There are two HTTP APIs in primer-service
.
First, there's what we informally call the "Servant API." This API is
implemented using Servant, obviously, and it exposes the full power &
capabilities of our Haskell implementation of the Primer programming
language. If you want to write a Primer API client in Haskell, you'll
almost certainly want to use this version of the API. The
primer-service
package provides an accompanying Servant client
module that makes writing such clients relatively painless. See that
project's Haddocks for details.
Unfortunately, Servant's remarkable ability to faithfully represent the power of Haskell's type system via HTTP makes Servant APIs really difficult to use with languages other than Haskell, at least not without quite a bit of mangling of the native Haskell types.
Therefore, primer-service
provides a second, much simpler REST-ish
API, intended for use with clients written in pretty much any language
other than Haskell.
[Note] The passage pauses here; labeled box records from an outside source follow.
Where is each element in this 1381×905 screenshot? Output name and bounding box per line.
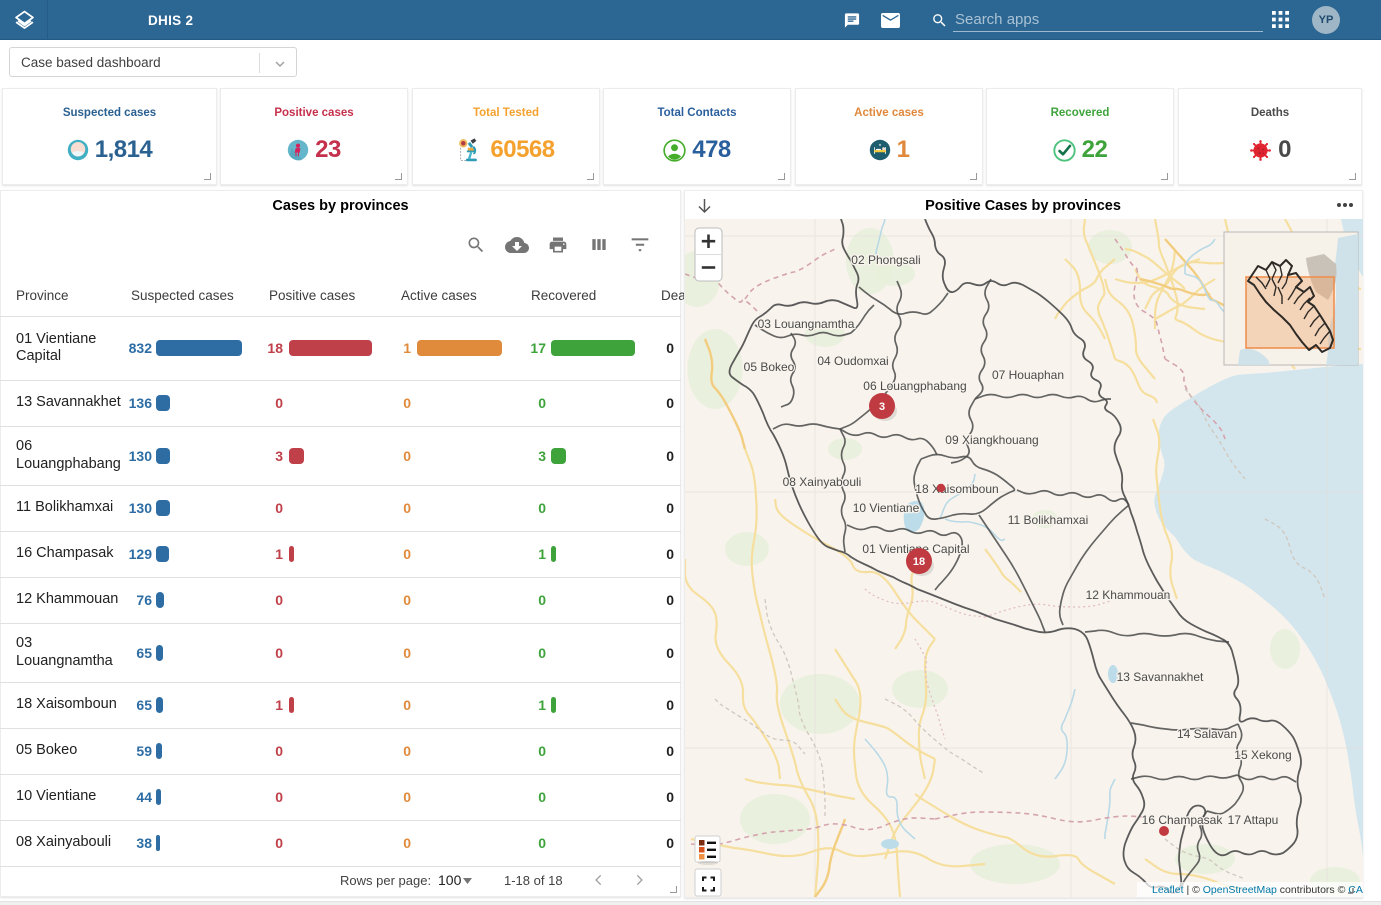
svg-text:11 Bolikhamxai: 11 Bolikhamxai — [1008, 513, 1088, 527]
svg-text:13 Savannakhet: 13 Savannakhet — [1117, 670, 1204, 684]
svg-text:16 Champasak: 16 Champasak — [1142, 813, 1224, 827]
svg-text:09 Xiangkhouang: 09 Xiangkhouang — [945, 433, 1038, 447]
svg-text:17 Attapu: 17 Attapu — [1228, 813, 1279, 827]
svg-text:15 Xekong: 15 Xekong — [1234, 748, 1291, 762]
svg-text:07 Houaphan: 07 Houaphan — [992, 368, 1064, 382]
svg-text:18: 18 — [913, 556, 925, 568]
svg-text:3: 3 — [879, 401, 885, 413]
svg-text:05 Bokeo: 05 Bokeo — [744, 360, 795, 374]
svg-text:02 Phongsali: 02 Phongsali — [851, 253, 920, 267]
svg-text:Leaflet | © OpenStreetMap cont: Leaflet | © OpenStreetMap contributors ©… — [1152, 884, 1363, 896]
svg-text:04 Oudomxai: 04 Oudomxai — [817, 354, 888, 368]
svg-text:18 Xaisomboun: 18 Xaisomboun — [915, 482, 998, 496]
svg-text:12 Khammouan: 12 Khammouan — [1086, 588, 1171, 602]
svg-text:08 Xainyabouli: 08 Xainyabouli — [783, 475, 862, 489]
svg-text:06 Louangphabang: 06 Louangphabang — [863, 379, 966, 393]
svg-text:03 Louangnamtha: 03 Louangnamtha — [758, 317, 855, 331]
svg-text:14 Salavan: 14 Salavan — [1177, 727, 1237, 741]
svg-text:10 Vientiane: 10 Vientiane — [853, 501, 920, 515]
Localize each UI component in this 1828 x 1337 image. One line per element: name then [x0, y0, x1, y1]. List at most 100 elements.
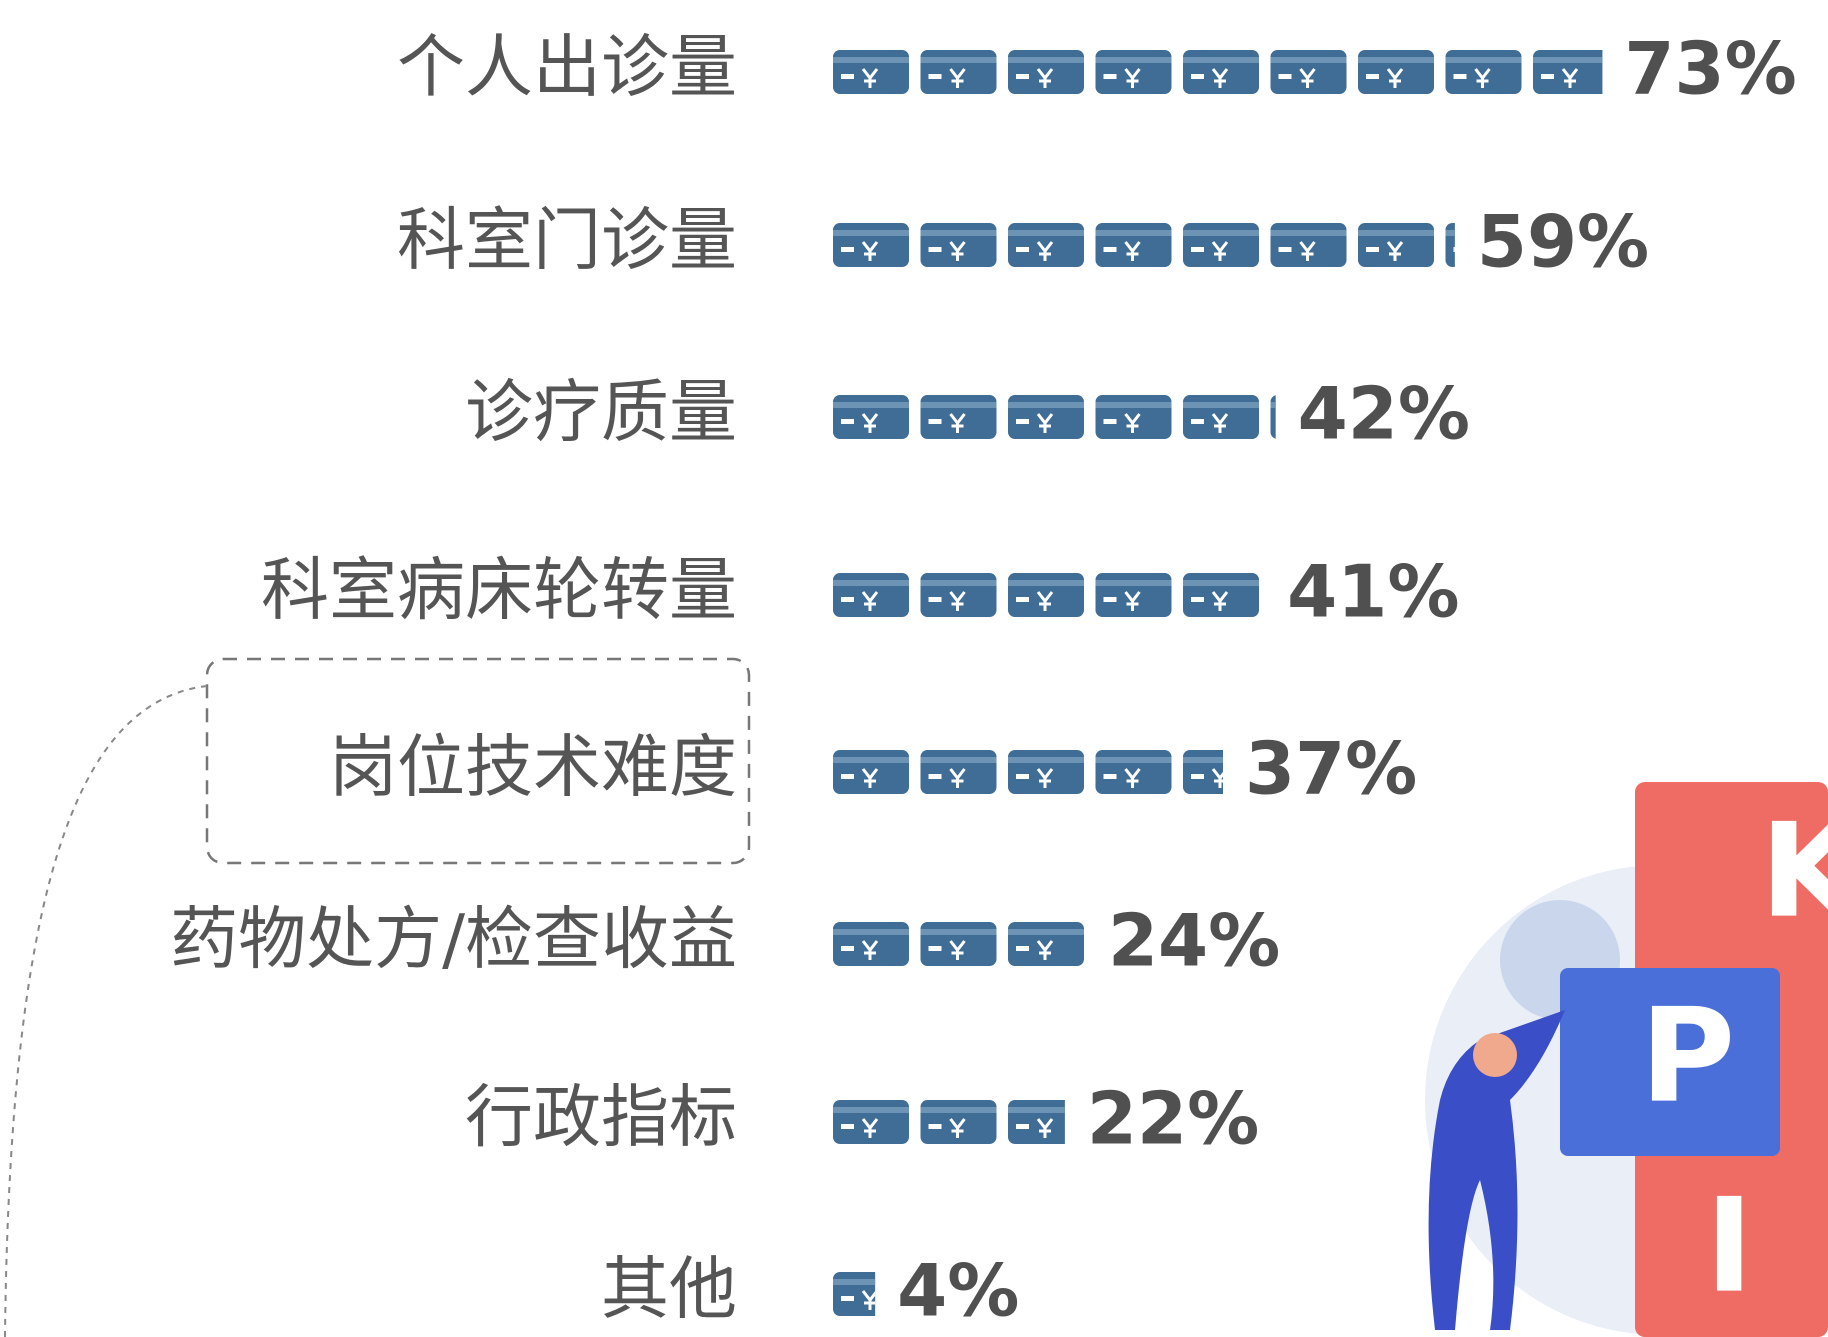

Unlike the Servant API, this API comes with an
automatically generated OpenAPI 3 specification that makes it easy to
use with lots of web application frameworks.
The overarching design principle of the OpenAPI API is that we want the client application to be mostly unburdened with concerns about Primer's syntax and semantics. This means that implementers of Primer OpenAPI clients can focus on the UI and user experience (UX), and leave the really technical aspects of type checking, ASTs, editing actions, etc., to the backend implementation.
The obvious use case for this version of the API is our web-based
Primer frontend client, which lives in the
primer-app
GitHub
repo and is written entirely in TypeScript.
To automatically generate the specification for primer-service
's
OpenAPI 3 API, run this command:
make openapi.json
This will place the generated spec in a file named openapi.json
.
Note: this file should only be checked into git for use in our test suite. That copy can be found here, and should be updated whenever the OpenAPI bindings change. (The project includes a test that will fail if the specification changes, and the previously-generated specification is out of date.)